A spin-polarized density functional study on monometallic Ni, In and bimetallic Ni–In nanoparticles: Structure, stability, electronic, magnetic properties and hydrogen evolution reaction activity

Bimetallic catalyst of Ni and In were reported to be a superior catalyst. Herein, the geometrical structure, stability, electronic, and magnetic properties of the 13-atom and 55-atom Ni, In and Ni–In NPs with the hydrogen evolution reaction (HER) activity were investigated using density functional theory methods. The change of the geometry structures of the 13-atom Ni–In NPs is negligible compared with the monometallic NPs, with difference around 0.1 Å in bond lengths. The Ni–Ni bonds are generally lengthened and the In–In bonds are shortened for bimetallic Ni–In 55-atom NPs. The total and excess energies show that the In atom favors to segregate to the surface-shell, while the Ni atom inclines to stay in the core site.
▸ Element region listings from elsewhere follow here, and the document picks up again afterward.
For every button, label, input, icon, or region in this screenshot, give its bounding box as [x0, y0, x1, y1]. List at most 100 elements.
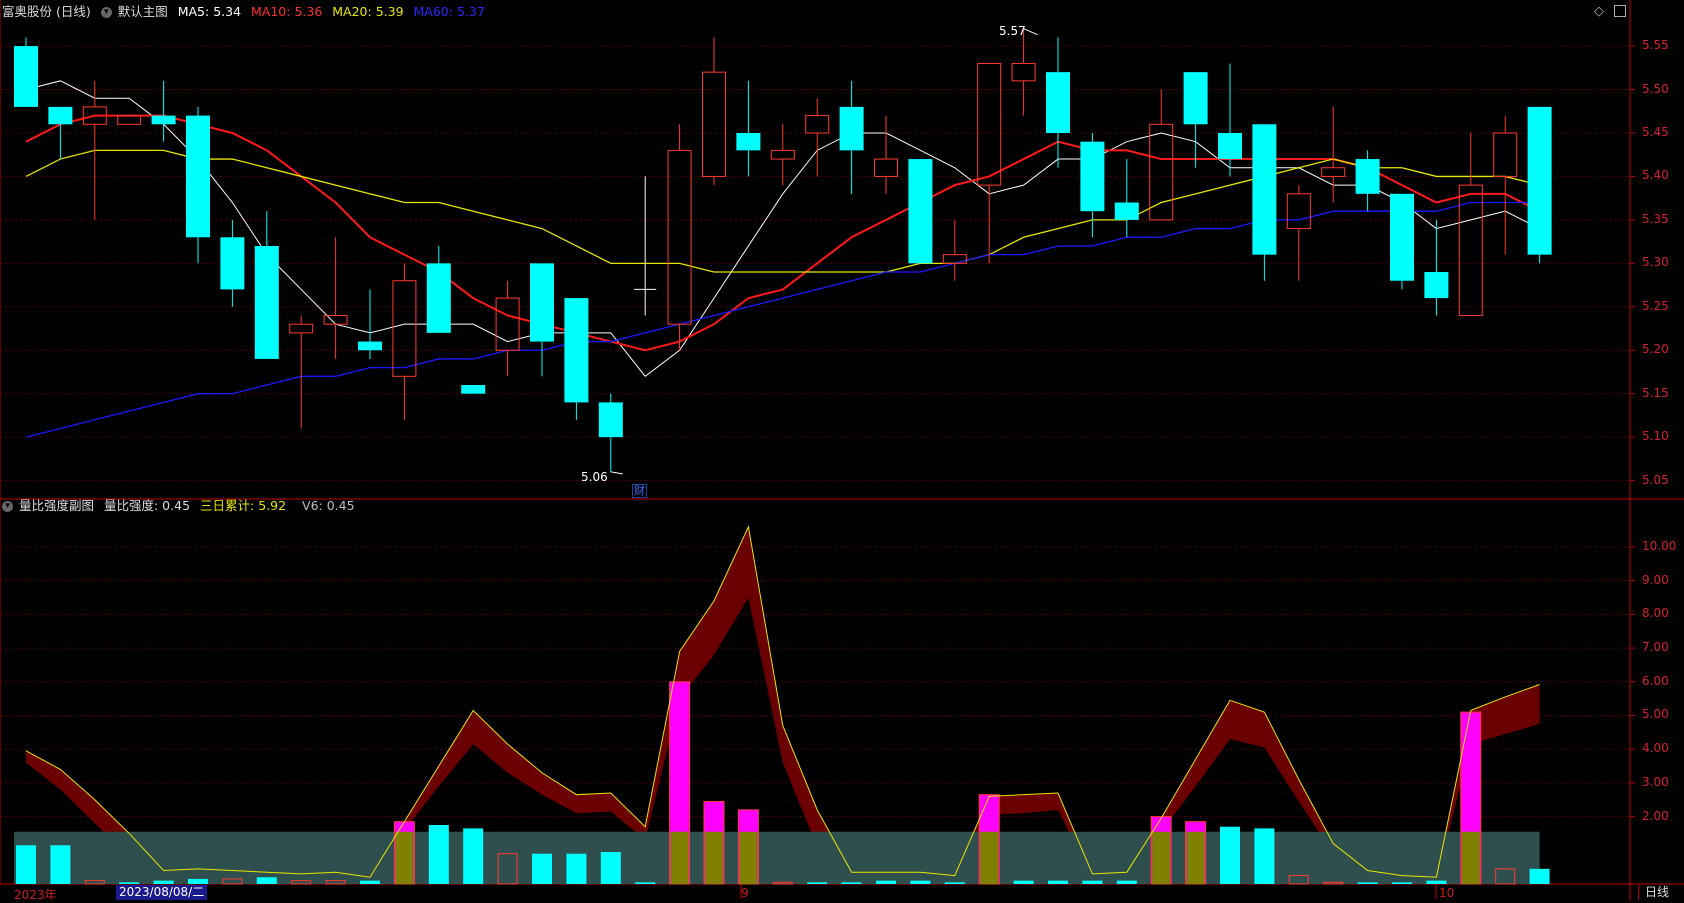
- candle-body: [495, 297, 520, 351]
- ratio-bar-base: [739, 831, 758, 884]
- candle-body: [151, 115, 176, 125]
- candle-body: [289, 323, 314, 334]
- ratio-bar: [807, 882, 828, 884]
- stock-name[interactable]: 富奥股份 (日线): [2, 4, 91, 19]
- price-tick-label: 5.45: [1642, 124, 1669, 139]
- ratio-bar: [428, 825, 449, 884]
- low-pointer: [610, 471, 623, 475]
- ratio-bar: [1392, 882, 1412, 884]
- candle-body: [1527, 106, 1552, 255]
- ratio-ribbon: [26, 526, 1540, 881]
- candle-body: [1046, 72, 1070, 133]
- ratio-bar: [841, 882, 862, 884]
- candle-body: [736, 132, 761, 151]
- ratio-bar-base: [1152, 831, 1171, 884]
- ratio-tick-label: 5.00: [1642, 707, 1669, 722]
- ratio-tick-label: 8.00: [1642, 606, 1669, 621]
- ratio-bar: [1357, 882, 1378, 884]
- month-9-label: 9: [741, 886, 749, 900]
- ratio-bar: [532, 853, 552, 884]
- finance-marker[interactable]: 财: [632, 484, 647, 498]
- candle-body: [1149, 123, 1174, 221]
- candle-body: [770, 149, 795, 160]
- period-label[interactable]: 日线: [1638, 885, 1669, 900]
- candle-body: [564, 298, 589, 403]
- ratio-bar: [635, 882, 656, 884]
- candle-body: [1493, 132, 1518, 177]
- candle-body: [805, 115, 830, 134]
- candle-body: [14, 46, 38, 107]
- cursor-date-label: 2023/08/08/二: [116, 885, 208, 900]
- candle-body: [117, 115, 142, 125]
- ma5-value: MA5: 5.34: [177, 4, 242, 19]
- price-tick-label: 5.35: [1642, 211, 1669, 226]
- candle-body: [1286, 193, 1311, 230]
- high-price-label: 5.57: [999, 24, 1026, 38]
- threshold-band: [14, 831, 1540, 884]
- ratio-bar: [876, 880, 896, 884]
- candle-body: [392, 280, 417, 377]
- candle-body: [1114, 202, 1139, 220]
- ma10-value: MA10: 5.36: [251, 4, 323, 19]
- candle-body: [1080, 141, 1105, 212]
- candle-body: [1424, 272, 1449, 299]
- candle-body: [1011, 62, 1036, 82]
- ratio-ribbon-area: [26, 526, 1540, 881]
- candle-body: [254, 245, 279, 359]
- sub-chart-name[interactable]: 量比强度副图: [19, 498, 94, 513]
- candle-body: [1355, 159, 1380, 194]
- volume-ratio-lines: [25, 525, 1540, 878]
- ratio-tick-label: 7.00: [1642, 640, 1669, 655]
- chart-annotations: [610, 28, 1038, 475]
- ratio-bar-base: [670, 831, 689, 884]
- ratio-bar-base: [980, 831, 999, 884]
- candle-body: [1183, 72, 1208, 125]
- chevron-down-icon[interactable]: ▾: [2, 501, 13, 512]
- price-tick-label: 5.15: [1642, 385, 1669, 400]
- main-chart-header: 富奥股份 (日线) ▾ 默认主图 MA5: 5.34 MA10: 5.36 MA2…: [2, 3, 491, 21]
- ratio-bar: [188, 878, 208, 884]
- ratio-bar: [1048, 880, 1068, 884]
- ratio-bar: [1220, 826, 1240, 884]
- chevron-down-icon[interactable]: ▾: [100, 7, 112, 18]
- candle-body: [839, 106, 864, 151]
- ma20-value: MA20: 5.39: [332, 4, 404, 19]
- ma60-value: MA60: 5.37: [413, 4, 485, 19]
- price-tick-label: 5.10: [1642, 429, 1669, 444]
- sub-chart-header: ▾ 量比强度副图 量比强度: 0.45 三日累计: 5.92 V6: 0.45: [2, 497, 361, 515]
- price-tick-label: 5.25: [1642, 298, 1669, 313]
- candle-body: [874, 158, 898, 177]
- candle-body: [702, 71, 726, 177]
- price-tick-label: 5.05: [1642, 472, 1669, 487]
- diamond-icon[interactable]: ◇: [1594, 4, 1604, 19]
- chart-canvas[interactable]: [0, 0, 1684, 901]
- ratio-bar: [463, 828, 484, 884]
- sum3-value: 三日累计: 5.92: [200, 498, 287, 513]
- month-10-label: 10: [1439, 886, 1455, 900]
- ratio-bar: [1082, 880, 1103, 884]
- vr-value: 量比强度: 0.45: [104, 498, 191, 513]
- price-tick-label: 5.30: [1642, 255, 1669, 270]
- ratio-bar: [256, 877, 277, 884]
- year-label: 2023年: [14, 888, 57, 902]
- ratio-tick-label: 3.00: [1642, 774, 1669, 789]
- candle-body: [1252, 124, 1277, 255]
- candle-body: [1390, 193, 1414, 281]
- candle-body: [977, 62, 1002, 186]
- price-tick-label: 5.40: [1642, 168, 1669, 183]
- ratio-bar: [1426, 880, 1447, 884]
- candlesticks: [14, 28, 1552, 472]
- ratio-tick-label: 10.00: [1642, 538, 1677, 553]
- ma-line-ma60: [25, 201, 1540, 438]
- ratio-bar: [566, 853, 587, 884]
- ratio-bar: [1254, 828, 1275, 884]
- price-tick-label: 5.55: [1642, 38, 1669, 53]
- close-box-icon[interactable]: [1614, 5, 1626, 17]
- candle-body: [48, 106, 73, 125]
- threshold-band-area: [14, 831, 1540, 884]
- ratio-bar: [153, 880, 174, 884]
- v6-value: V6: 0.45: [302, 498, 355, 513]
- main-chart-name[interactable]: 默认主图: [118, 4, 168, 19]
- ratio-bar: [1116, 880, 1137, 884]
- candle-body: [186, 115, 210, 238]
The Bader charge analysis shows that the In atoms are positively charged and the Ni atoms are negatively charged in all the cases. Furthermore, the d-band centers of the bimetallic Ni–In NPs are closer to the Fermi energy than those of the monometallic Ni particles. And the Ni-rich structures show a smaller d-p band center distance. The monometallic Ni, In and bimetallic Ni–In NPs are all metallic. The pure Ni NPs exhibit the highest magnetic moment, while the addition of In reduces the magnetic moment. In addition, the surface shell atoms play an important role in the magnetic properties. Moreover, the In₁₃ cluster shows the best HER activity among the studied configurations and the addition of In atoms into the pure Ni clusters significantly enhances the performance, while the introduction of Ni atoms into the pure In clusters leads to a decrease in their HER activity.